When a generic baddie kidnaps the would-be bride of Labyrinth Legends’ protagonist, he’s left with no choice but to sack every dungeon that’s fit to crawl through searching of items and loot to help him find retribution. If you’ve been on this whole video game tip for a while now, that should sound familiar. Labyrinth Legends isn’t trying to play with your expectations. It simply is.
Once you’be been dropped onto a dungeon-pocked overworld map and it’s up to you to figure out what to do next. Granted, your options are limited to “enter the next level or don’t,” but it’s refreshingly generous to find a game that assumes you can figure that much out on your own. Once inside, you don’t exactly have a startling array of options, either. You’ll block, dash, swipe and spin your way to victory every time. A ration of sliding block puzzles and hidden treasures add a modicum of variety, but otherwise what you start with is what you get.
You’ll likely never get too bored of those limited tools once the crawling portion of this dungeon-crawler begins. Levels are short and built around exploration and speed-running rather than drawn out combat. When the fighting does start, it’s fast and frenetic. Enemies take a more-is-more approach to murder. The challenge comes from timing your strikes just so in order to knock back enormous and often endless waves of oncoming skeletons and zombies without allowing them a chance to strike first. Most of the levels know better than than to hang around long enough for you to exhaust the simple pleasures of holding your ground against the horde.
Those stages that feature boss fights are a different matter, I’m afraid. These encounters are protracted games of tag, requiring you to carve out a sliver of health and run away before being slapped with a counterattack. During the more common imbroglio of dispatching a zombie horde, one usually doesn’t have the time to worry about how repetitively simple that action is. Reusing the same two tactics again and again to chip away at a boss’ seemingly endless stamina, however, highlights it quite clearly. What’s more, Labyrinth Legends‘ aversion to checkpoints is felt most deeply in these situations, as a death here means literally replaying the entire length of a dungeon. In these instances, those earlier encounters stop feeling breathless and begin to seem just as rote as the finales.
Like every game since time immemorial, these fights also occur at the end of their respective stages. That’s when you’ll likely be at your most vulnerable thanks to the aforementioned minor enemies’ assaults on your life bar and patience. At this point, the prospect of death is not only at its most likely but at its most frustrating. Even with most dungeons requiring under 10 minutes to retread it’s an upsettingly common frustration that plays to the game’s greatest weakness; repetition.
It’s only once you have cleansed the screens of the undead that Labyrinth Legends does begin to hit it’s stride. That’s when it’s time to explore.
There are bits of armor and better weapons to collect and make your minifig of a protagonist better suited for combat, but you won’t find them in shops. Instead you’ll need to comb every dungeon for hidden switches, illusory walls and secret passages. This makes exploration not only difficult, but rewarding as any upgrades to health or damage output you acquire are permanent.
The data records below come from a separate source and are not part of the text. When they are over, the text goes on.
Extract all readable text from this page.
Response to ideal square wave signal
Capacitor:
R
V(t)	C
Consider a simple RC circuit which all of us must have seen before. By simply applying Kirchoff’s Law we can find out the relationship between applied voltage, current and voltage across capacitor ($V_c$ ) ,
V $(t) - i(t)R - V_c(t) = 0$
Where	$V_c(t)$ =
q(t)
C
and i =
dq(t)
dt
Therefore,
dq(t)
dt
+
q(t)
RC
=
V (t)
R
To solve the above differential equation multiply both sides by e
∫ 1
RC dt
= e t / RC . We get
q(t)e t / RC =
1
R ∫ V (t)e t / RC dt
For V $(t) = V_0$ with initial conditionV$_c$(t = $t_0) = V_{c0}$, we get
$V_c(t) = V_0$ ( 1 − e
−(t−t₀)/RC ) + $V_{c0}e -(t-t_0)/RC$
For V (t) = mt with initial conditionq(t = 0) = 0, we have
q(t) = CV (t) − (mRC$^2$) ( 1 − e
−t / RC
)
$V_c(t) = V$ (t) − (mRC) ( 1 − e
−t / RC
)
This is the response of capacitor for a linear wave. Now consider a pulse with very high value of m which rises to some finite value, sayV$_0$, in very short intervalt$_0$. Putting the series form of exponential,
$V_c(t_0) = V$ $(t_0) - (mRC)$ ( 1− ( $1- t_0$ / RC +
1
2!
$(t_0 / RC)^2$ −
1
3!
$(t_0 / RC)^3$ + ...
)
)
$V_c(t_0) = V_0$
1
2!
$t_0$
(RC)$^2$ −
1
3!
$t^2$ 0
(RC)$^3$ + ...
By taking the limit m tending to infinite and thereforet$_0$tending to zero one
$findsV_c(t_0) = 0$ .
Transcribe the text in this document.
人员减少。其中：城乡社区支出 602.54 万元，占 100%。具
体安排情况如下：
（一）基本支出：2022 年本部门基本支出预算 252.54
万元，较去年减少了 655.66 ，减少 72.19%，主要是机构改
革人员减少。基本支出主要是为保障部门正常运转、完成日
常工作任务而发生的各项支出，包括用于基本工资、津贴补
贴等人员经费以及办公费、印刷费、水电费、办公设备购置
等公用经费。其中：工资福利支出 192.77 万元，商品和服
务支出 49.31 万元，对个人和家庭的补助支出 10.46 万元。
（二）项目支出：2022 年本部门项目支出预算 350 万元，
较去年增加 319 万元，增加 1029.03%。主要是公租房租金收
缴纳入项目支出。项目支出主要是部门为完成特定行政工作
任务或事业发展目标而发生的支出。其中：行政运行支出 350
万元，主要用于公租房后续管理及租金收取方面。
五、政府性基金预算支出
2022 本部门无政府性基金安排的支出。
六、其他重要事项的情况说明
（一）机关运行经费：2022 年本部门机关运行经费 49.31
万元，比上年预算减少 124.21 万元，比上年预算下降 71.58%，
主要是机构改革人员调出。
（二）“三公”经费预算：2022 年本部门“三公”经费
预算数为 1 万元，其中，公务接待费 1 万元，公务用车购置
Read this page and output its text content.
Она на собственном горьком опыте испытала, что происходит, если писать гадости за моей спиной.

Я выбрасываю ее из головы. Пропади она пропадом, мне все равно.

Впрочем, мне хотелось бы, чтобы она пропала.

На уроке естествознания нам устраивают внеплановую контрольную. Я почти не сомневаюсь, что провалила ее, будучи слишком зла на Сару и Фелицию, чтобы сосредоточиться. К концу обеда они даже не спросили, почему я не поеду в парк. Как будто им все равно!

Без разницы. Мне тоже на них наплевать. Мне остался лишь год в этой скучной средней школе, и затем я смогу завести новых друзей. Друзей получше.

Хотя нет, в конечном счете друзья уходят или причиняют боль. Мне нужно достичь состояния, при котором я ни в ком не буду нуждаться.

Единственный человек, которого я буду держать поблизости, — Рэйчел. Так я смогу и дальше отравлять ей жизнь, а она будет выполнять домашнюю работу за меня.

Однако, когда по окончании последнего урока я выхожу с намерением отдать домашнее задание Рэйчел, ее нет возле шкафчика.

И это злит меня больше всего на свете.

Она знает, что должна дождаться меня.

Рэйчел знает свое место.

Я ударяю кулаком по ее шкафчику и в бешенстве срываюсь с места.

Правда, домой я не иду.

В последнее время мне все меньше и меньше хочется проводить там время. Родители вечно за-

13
During your search, you’ll likely also come across the hidden stars which must be collected to unlock new stages. Each stage is unlocked by reaching a star requirement, and each stage has five stars to collect. It’s a familiar formula, but one that is designed to keep players from gnawing through the available content too quickly.
Labyrinth Legends’ emulation of the old-school extends to its short overall length. If you put your head down and try not to die too much you can probably charge through every dungeon with enough stars to reach the end in a couple of hours. A completionist could probably double that length tracking down every last item and besting each stage’s par time. If that’s not your bag, however, your time with Labyrinth Legends will be brief.
The terse level structure and unforgiving consequence of death (i.e. no checkpoints) makes me wonder if this game wouldn’t have been better suited for a handheld.The ability to pick up the game, get one’s crawl on for a few minutes and set it down again would have felt natural and likely extended the experience.
The experience that Labyrinth Legends does provide is $10 of tough, simple fun in an era where most downloadable titles have begun their unstoppable climb towards the $20 mark. You may as well call that the ambition tax, however as Labyrinth Legends certainly never tries to be anything more than what it is. The simplicity is welcoming and the challenge is captivating. Unfortunately, neither of these things provide a particularly memorable experience.
A weekend diversion, then, but one you won’t regret.